Neither the Panel nor the Law Society can find justification for its position in the assumed lawyers’ responsibilities because lawyers do not have them. As Christopher Finlayson KC has pointed out, neither individual lawyers nor the Society has any obligations under the Treaty. The parties to the Treaty were the Crown and the Māori Chiefs. By contrast, lawyers do have a responsibility to the rule of law because they have a fundamental obligation to uphold it. The rule of law sees each person as an individual human being inherently equal in worth and under the law.
There is in the Terms of Reference and the Panel’s approach a strange obsession to force lawyers to approach their practice in a race-based way. Is it not possible to understand that each client is an individual irrespective of their race or ethnicity, and we owe the same obligations of fidelity and care to each of them?
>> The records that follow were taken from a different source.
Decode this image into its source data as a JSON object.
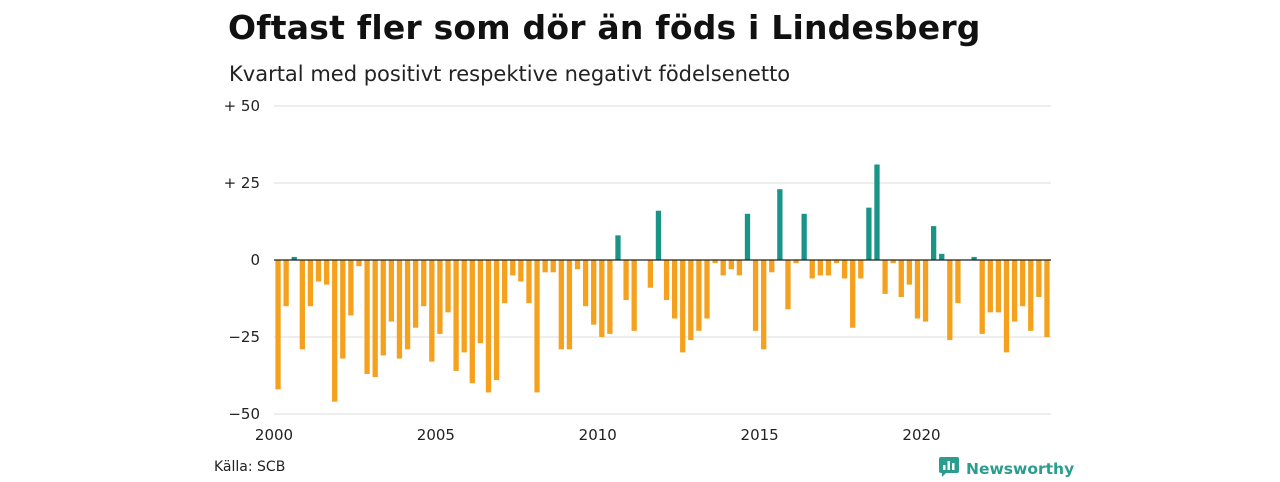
{
  "header": {
    "title": "Oftast fler som dör än föds i Lindesberg",
    "subtitle": "Kvartal med positivt respektive negativt födelsenetto"
  },
  "footer": {
    "source": "Källa: SCB",
    "brand": "Newsworthy"
  },
  "colors": {
    "positive": "#1a9486",
    "negative": "#f5a11e",
    "grid": "#dddddd",
    "zero_line": "#222222",
    "brand": "#2a9d8f"
  },
  "icons": {
    "brand_logo": "bar-chart-speech-bubble-icon"
  },
  "chart_data": {
    "type": "bar",
    "title": "Oftast fler som dör än föds i Lindesberg",
    "subtitle": "Kvartal med positivt respektive negativt födelsenetto",
    "x_ticks": [
      2000,
      2005,
      2010,
      2015,
      2020
    ],
    "y_ticks": [
      50,
      25,
      0,
      -25,
      -50
    ],
    "y_tick_labels": [
      "+ 50",
      "+ 25",
      "0",
      "−25",
      "−50"
    ],
    "ylim": [
      -50,
      50
    ],
    "grid": true,
    "legend": "none",
    "start": "2000 Q1",
    "values": [
      -42,
      -15,
      1,
      -29,
      -15,
      -7,
      -8,
      -46,
      -32,
      -18,
      -2,
      -37,
      -38,
      -31,
      -20,
      -32,
      -29,
      -22,
      -15,
      -33,
      -24,
      -17,
      -36,
      -30,
      -40,
      -27,
      -43,
      -39,
      -14,
      -5,
      -7,
      -14,
      -43,
      -4,
      -4,
      -29,
      -29,
      -3,
      -15,
      -21,
      -25,
      -24,
      8,
      -13,
      -23,
      0,
      -9,
      16,
      -13,
      -19,
      -30,
      -26,
      -23,
      -19,
      -1,
      -5,
      -3,
      -5,
      15,
      -23,
      -29,
      -4,
      23,
      -16,
      -1,
      15,
      -6,
      -5,
      -5,
      -1,
      -6,
      -22,
      -6,
      17,
      31,
      -11,
      -1,
      -12,
      -8,
      -19,
      -20,
      11,
      2,
      -26,
      -14,
      0,
      1,
      -24,
      -17,
      -17,
      -30,
      -20,
      -15,
      -23,
      -12,
      -25
    ]
  }
}
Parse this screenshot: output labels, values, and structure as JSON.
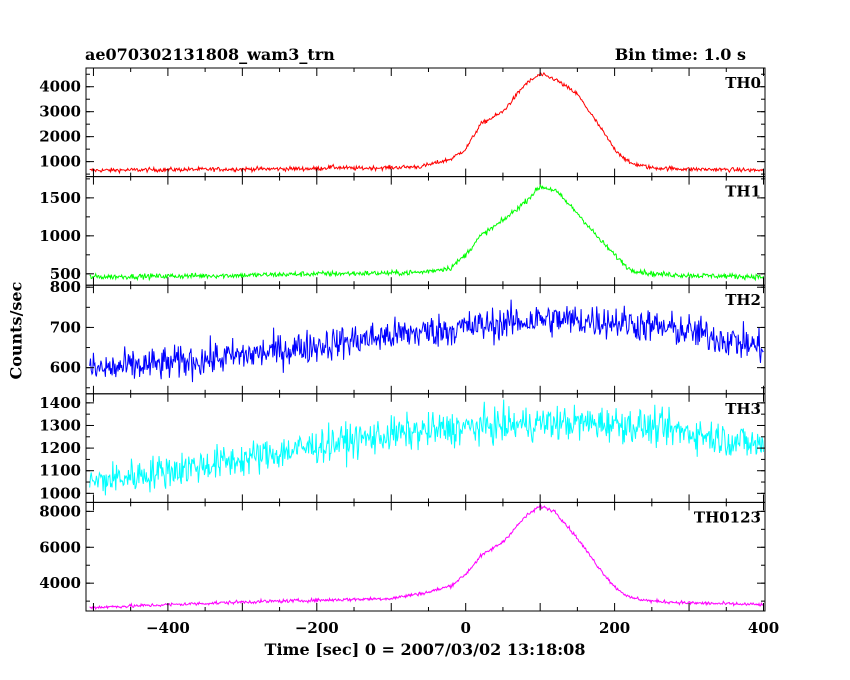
{
  "header": {
    "obs_id": "ae070302131808_wam3_trn",
    "bin_time": "Bin time: 1.0 s"
  },
  "chart_data": {
    "type": "line",
    "xlabel": "Time [sec] 0 = 2007/03/02 13:18:08",
    "ylabel": "Counts/sec",
    "xlim": [
      -510,
      402
    ],
    "xticks": [
      -400,
      -200,
      0,
      200,
      400
    ],
    "grid": false,
    "panels": [
      {
        "name": "TH0",
        "color": "#ff0000",
        "ylim": [
          400,
          4750
        ],
        "yticks": [
          1000,
          2000,
          3000,
          4000
        ],
        "noise": 60,
        "x": [
          -500,
          -400,
          -300,
          -200,
          -180,
          -150,
          -100,
          -60,
          -20,
          0,
          20,
          50,
          80,
          100,
          120,
          150,
          180,
          200,
          220,
          250,
          300,
          350,
          400
        ],
        "y": [
          650,
          680,
          700,
          720,
          780,
          730,
          760,
          800,
          1100,
          1500,
          2500,
          3000,
          4100,
          4500,
          4300,
          3700,
          2400,
          1500,
          950,
          750,
          700,
          680,
          650
        ]
      },
      {
        "name": "TH1",
        "color": "#00ff00",
        "ylim": [
          350,
          1780
        ],
        "yticks": [
          500,
          1000,
          1500
        ],
        "noise": 25,
        "x": [
          -500,
          -400,
          -300,
          -200,
          -100,
          -60,
          -20,
          0,
          20,
          50,
          80,
          100,
          120,
          150,
          180,
          200,
          220,
          250,
          300,
          350,
          400
        ],
        "y": [
          460,
          470,
          480,
          500,
          510,
          520,
          580,
          750,
          1000,
          1200,
          1450,
          1650,
          1600,
          1300,
          950,
          750,
          560,
          500,
          480,
          470,
          460
        ]
      },
      {
        "name": "TH2",
        "color": "#0000ff",
        "ylim": [
          535,
          805
        ],
        "yticks": [
          600,
          700,
          800
        ],
        "noise": 30,
        "x": [
          -500,
          -400,
          -300,
          -200,
          -100,
          0,
          100,
          200,
          300,
          400
        ],
        "y": [
          595,
          610,
          630,
          655,
          680,
          700,
          720,
          715,
          690,
          650
        ]
      },
      {
        "name": "TH3",
        "color": "#00ffff",
        "ylim": [
          960,
          1440
        ],
        "yticks": [
          1000,
          1100,
          1200,
          1300,
          1400
        ],
        "noise": 55,
        "x": [
          -500,
          -400,
          -300,
          -200,
          -100,
          0,
          100,
          200,
          300,
          400
        ],
        "y": [
          1050,
          1100,
          1150,
          1210,
          1260,
          1290,
          1310,
          1310,
          1270,
          1210
        ]
      },
      {
        "name": "TH0123",
        "color": "#ff00ff",
        "ylim": [
          2450,
          8500
        ],
        "yticks": [
          4000,
          6000,
          8000
        ],
        "noise": 70,
        "x": [
          -500,
          -400,
          -300,
          -200,
          -100,
          -50,
          -20,
          0,
          20,
          50,
          80,
          100,
          120,
          150,
          180,
          200,
          220,
          250,
          300,
          350,
          400
        ],
        "y": [
          2650,
          2800,
          2950,
          3050,
          3150,
          3500,
          3850,
          4500,
          5500,
          6300,
          7700,
          8300,
          8000,
          6500,
          4800,
          3800,
          3200,
          3000,
          2900,
          2850,
          2800
        ]
      }
    ]
  }
}
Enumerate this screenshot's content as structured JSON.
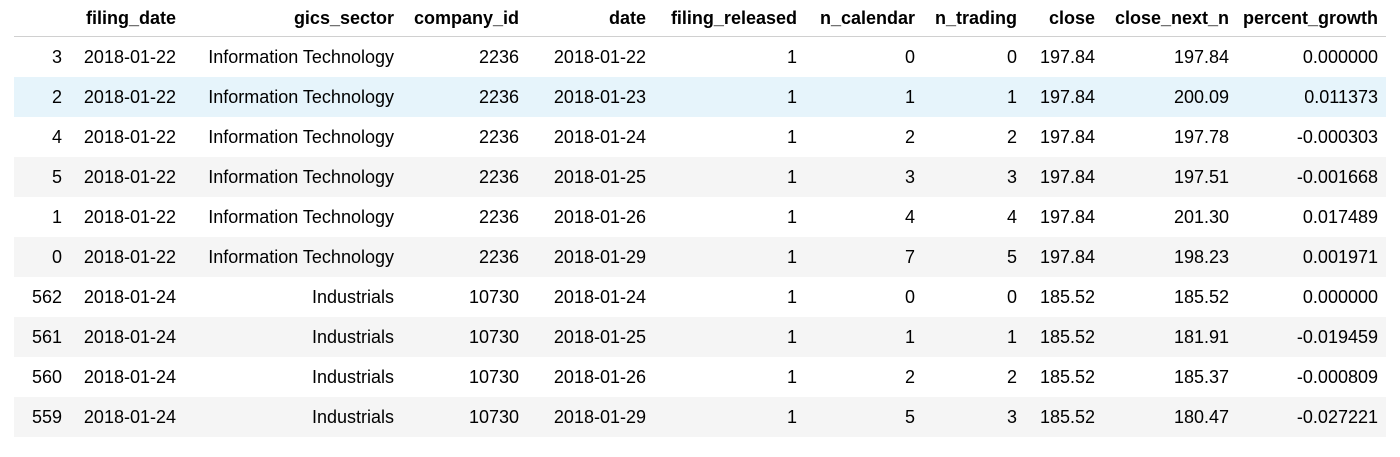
{
  "columns": [
    "",
    "filing_date",
    "gics_sector",
    "company_id",
    "date",
    "filing_released",
    "n_calendar",
    "n_trading",
    "close",
    "close_next_n",
    "percent_growth"
  ],
  "rows": [
    [
      "3",
      "2018-01-22",
      "Information Technology",
      "2236",
      "2018-01-22",
      "1",
      "0",
      "0",
      "197.84",
      "197.84",
      "0.000000"
    ],
    [
      "2",
      "2018-01-22",
      "Information Technology",
      "2236",
      "2018-01-23",
      "1",
      "1",
      "1",
      "197.84",
      "200.09",
      "0.011373"
    ],
    [
      "4",
      "2018-01-22",
      "Information Technology",
      "2236",
      "2018-01-24",
      "1",
      "2",
      "2",
      "197.84",
      "197.78",
      "-0.000303"
    ],
    [
      "5",
      "2018-01-22",
      "Information Technology",
      "2236",
      "2018-01-25",
      "1",
      "3",
      "3",
      "197.84",
      "197.51",
      "-0.001668"
    ],
    [
      "1",
      "2018-01-22",
      "Information Technology",
      "2236",
      "2018-01-26",
      "1",
      "4",
      "4",
      "197.84",
      "201.30",
      "0.017489"
    ],
    [
      "0",
      "2018-01-22",
      "Information Technology",
      "2236",
      "2018-01-29",
      "1",
      "7",
      "5",
      "197.84",
      "198.23",
      "0.001971"
    ],
    [
      "562",
      "2018-01-24",
      "Industrials",
      "10730",
      "2018-01-24",
      "1",
      "0",
      "0",
      "185.52",
      "185.52",
      "0.000000"
    ],
    [
      "561",
      "2018-01-24",
      "Industrials",
      "10730",
      "2018-01-25",
      "1",
      "1",
      "1",
      "185.52",
      "181.91",
      "-0.019459"
    ],
    [
      "560",
      "2018-01-24",
      "Industrials",
      "10730",
      "2018-01-26",
      "1",
      "2",
      "2",
      "185.52",
      "185.37",
      "-0.000809"
    ],
    [
      "559",
      "2018-01-24",
      "Industrials",
      "10730",
      "2018-01-29",
      "1",
      "5",
      "3",
      "185.52",
      "180.47",
      "-0.027221"
    ]
  ],
  "hovered_row_index": 1,
  "colors": {
    "hover": "#e6f4fb",
    "stripe": "#f5f5f5",
    "border": "#d0d0d0"
  }
}
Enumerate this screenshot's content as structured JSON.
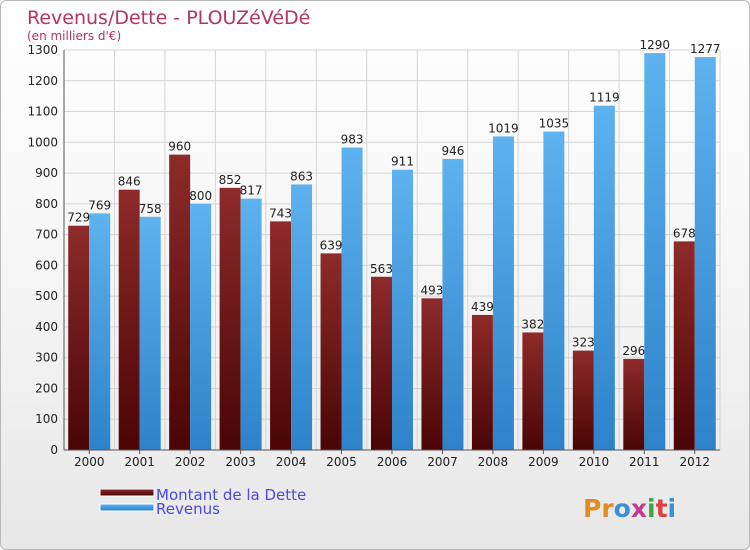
{
  "chart_data": {
    "type": "bar",
    "title": "Revenus/Dette - PLOUZéVéDé",
    "subtitle": "(en milliers d'€)",
    "categories": [
      "2000",
      "2001",
      "2002",
      "2003",
      "2004",
      "2005",
      "2006",
      "2007",
      "2008",
      "2009",
      "2010",
      "2011",
      "2012"
    ],
    "series": [
      {
        "name": "Montant de la Dette",
        "color": "#7a1a1a",
        "values": [
          729,
          846,
          960,
          852,
          743,
          639,
          563,
          493,
          439,
          382,
          323,
          296,
          678
        ]
      },
      {
        "name": "Revenus",
        "color": "#4aa3e6",
        "values": [
          769,
          758,
          800,
          817,
          863,
          983,
          911,
          946,
          1019,
          1035,
          1119,
          1290,
          1277
        ]
      }
    ],
    "ylim": [
      0,
      1300
    ],
    "yticks": [
      0,
      100,
      200,
      300,
      400,
      500,
      600,
      700,
      800,
      900,
      1000,
      1100,
      1200,
      1300
    ],
    "grid": true,
    "legend_placement": "bottom-left"
  },
  "branding": {
    "logo_text": "Proxiti"
  }
}
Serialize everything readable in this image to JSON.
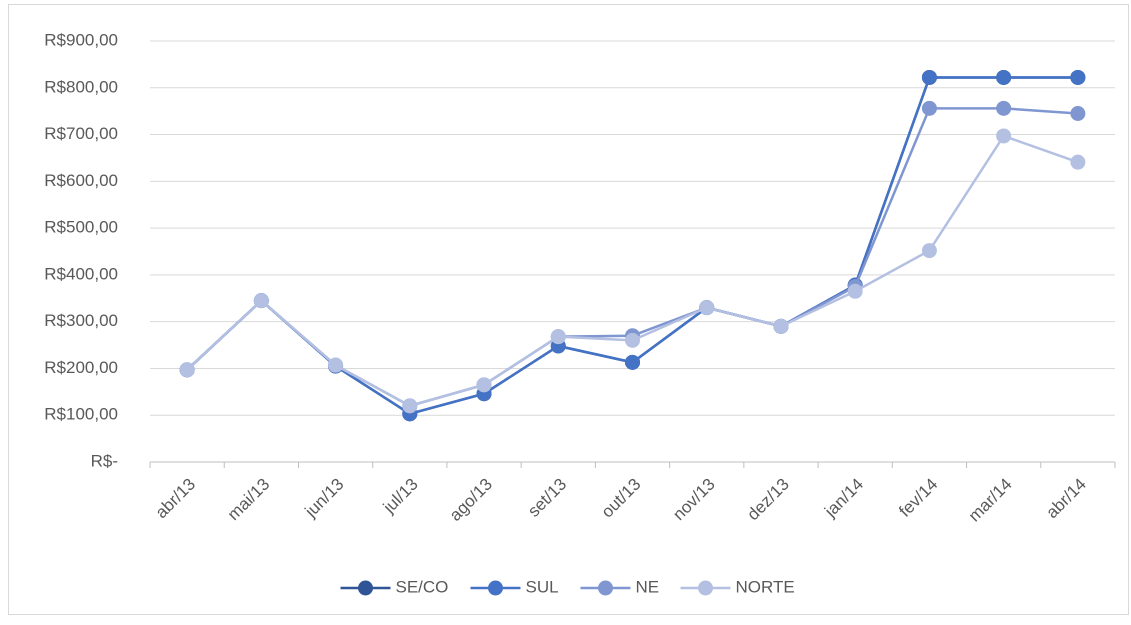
{
  "chart_data": {
    "type": "line",
    "categories": [
      "abr/13",
      "mai/13",
      "jun/13",
      "jul/13",
      "ago/13",
      "set/13",
      "out/13",
      "nov/13",
      "dez/13",
      "jan/14",
      "fev/14",
      "mar/14",
      "abr/14"
    ],
    "series": [
      {
        "name": "SE/CO",
        "color": "#2f5597",
        "values": [
          197,
          345,
          205,
          103,
          146,
          248,
          213,
          330,
          290,
          378,
          822,
          822,
          822
        ]
      },
      {
        "name": "SUL",
        "color": "#4472c4",
        "values": [
          197,
          345,
          205,
          103,
          146,
          248,
          213,
          330,
          290,
          378,
          822,
          822,
          822
        ]
      },
      {
        "name": "NE",
        "color": "#7f96d0",
        "values": [
          197,
          345,
          207,
          120,
          165,
          268,
          270,
          330,
          290,
          375,
          756,
          756,
          745
        ]
      },
      {
        "name": "NORTE",
        "color": "#b4c0e2",
        "values": [
          197,
          345,
          207,
          120,
          165,
          268,
          260,
          330,
          290,
          365,
          452,
          697,
          641
        ]
      }
    ],
    "ylim": [
      0,
      900
    ],
    "yticks": [
      {
        "value": 0,
        "label": "R$-"
      },
      {
        "value": 100,
        "label": "R$100,00"
      },
      {
        "value": 200,
        "label": "R$200,00"
      },
      {
        "value": 300,
        "label": "R$300,00"
      },
      {
        "value": 400,
        "label": "R$400,00"
      },
      {
        "value": 500,
        "label": "R$500,00"
      },
      {
        "value": 600,
        "label": "R$600,00"
      },
      {
        "value": 700,
        "label": "R$700,00"
      },
      {
        "value": 800,
        "label": "R$800,00"
      },
      {
        "value": 900,
        "label": "R$900,00"
      }
    ],
    "grid": true,
    "legend": "bottom"
  }
}
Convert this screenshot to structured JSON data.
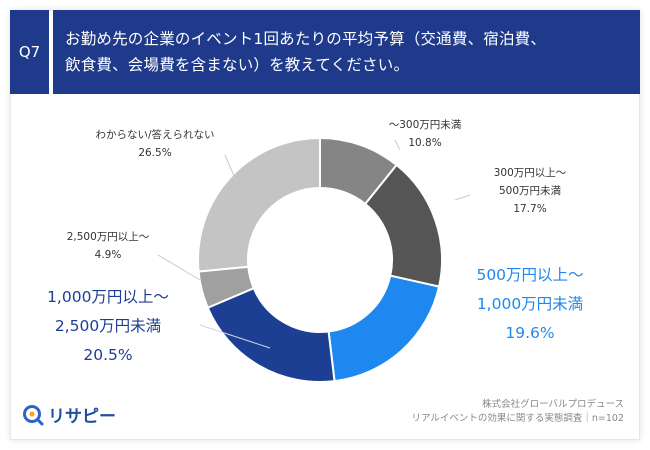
{
  "question": {
    "badge": "Q7",
    "line1": "お勤め先の企業のイベント1回あたりの平均予算（交通費、宿泊費、",
    "line2": "飲食費、会場費を含まない）を教えてください。"
  },
  "chart_data": {
    "type": "pie",
    "donut": true,
    "slices": [
      {
        "label_lines": [
          "～300万円未満"
        ],
        "pct_text": "10.8%",
        "value": 10.8,
        "color": "#858585"
      },
      {
        "label_lines": [
          "300万円以上～",
          "500万円未満"
        ],
        "pct_text": "17.7%",
        "value": 17.7,
        "color": "#555555"
      },
      {
        "label_lines": [
          "500万円以上～",
          "1,000万円未満"
        ],
        "pct_text": "19.6%",
        "value": 19.6,
        "color": "#1e88f0"
      },
      {
        "label_lines": [
          "1,000万円以上～",
          "2,500万円未満"
        ],
        "pct_text": "20.5%",
        "value": 20.5,
        "color": "#1c3f94"
      },
      {
        "label_lines": [
          "2,500万円以上～"
        ],
        "pct_text": "4.9%",
        "value": 4.9,
        "color": "#a0a0a0"
      },
      {
        "label_lines": [
          "わからない/答えられない"
        ],
        "pct_text": "26.5%",
        "value": 26.5,
        "color": "#c4c4c4"
      }
    ],
    "label_colors": {
      "small": "#333333",
      "highlight_blue": "#1e88f0",
      "highlight_navy": "#1c3f94"
    }
  },
  "footer": {
    "line1": "株式会社グローバルプロデュース",
    "line2": "リアルイベントの効果に関する実態調査｜n=102"
  },
  "logo": {
    "text": "リサピー",
    "color": "#1f4fa0"
  }
}
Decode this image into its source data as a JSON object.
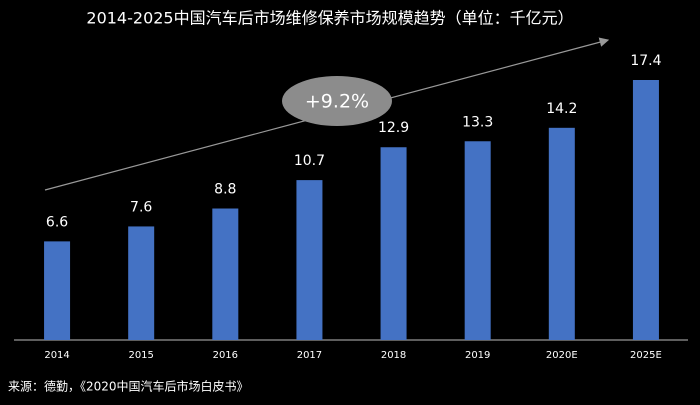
{
  "chart_data": {
    "type": "bar",
    "title": "2014-2025中国汽车后市场维修保养市场规模趋势（单位：千亿元）",
    "categories": [
      "2014",
      "2015",
      "2016",
      "2017",
      "2018",
      "2019",
      "2020E",
      "2025E"
    ],
    "values": [
      6.6,
      7.6,
      8.8,
      10.7,
      12.9,
      13.3,
      14.2,
      17.4
    ],
    "color": "#4472c4",
    "annotation": "+9.2%",
    "source": "来源：德勤，《2020中国汽车后市场白皮书》"
  }
}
The practice of law is or should be colourblind, but that does not rule out competition. Some lawyers who have particular skills, such as language abilities, may be better placed to offer services to some clients than others. Potential clients can choose a lawyer who has such a skill if the client considers it to be important.
Those are the main points I make in response to the Newsroom article. However, I note reference in the article to the “survey recently conducted by the Law Society.” This, presumably, is the one which closed on 31 May. I did not respond to the survey. In a letter to the Society’s Auckland branch president who sent the survey out to members which included me, I said:
I have fundamental objections to the recommendations, which cannot be conveyed by responses to the survey questions. For example, “5. Recommendation 1: Establish a new independent regulator to regulate lawyers in Aotearoa New Zealand,” and “6. Recommendation 2a: Ensure the independence and effectiveness of the new regulator by institutional arrangements that include establishing an independent statutory body, which is not a Crown Entity and not subject to direction from Ministers.” My answer to 5 would be "do not accept". Yet, question 6 requires an answer presupposing at least some level of acceptance of Question 5, as do all the other questions hanging off question 5.
There are similar problems with the other sets of questions. Overall, the questionnaire and its explanatory comments seem designed to elicit the responses desired by the proponents of the recommendations.
A properly professional survey would likely have produced greater disagreement – certainly had I been able to express my views in answers to the survey, unconstrained by its terms, there would have been at least one more respondent to add to the 41% who did not accept the recommendation. I see that, even so, a majority disagreed.
Finally, a separate point not directly raised by the Newsroom article is the recommendation to establish a new independent regulator, itself.
It is truly bizarre that the Independent Review should recommend, and the Society should be considering advocacy for, legislation to extinguish the Society’s regulatory function (2006 Act, s 65) with that function to be taken over by an entity whose board will be appointed by the government.
Most organisations would be fighting tooth and nail to retain for themselves the ability to regulate their members, and to avoid their members getting into the clutches of the government. As I have noted, the Society’s representative function is “to represent its members and to serve their interests” (s 66). Neither members’ interests nor the public interest is served by proposals which threaten lawyers’ independence from the government. That must surely be self-evident.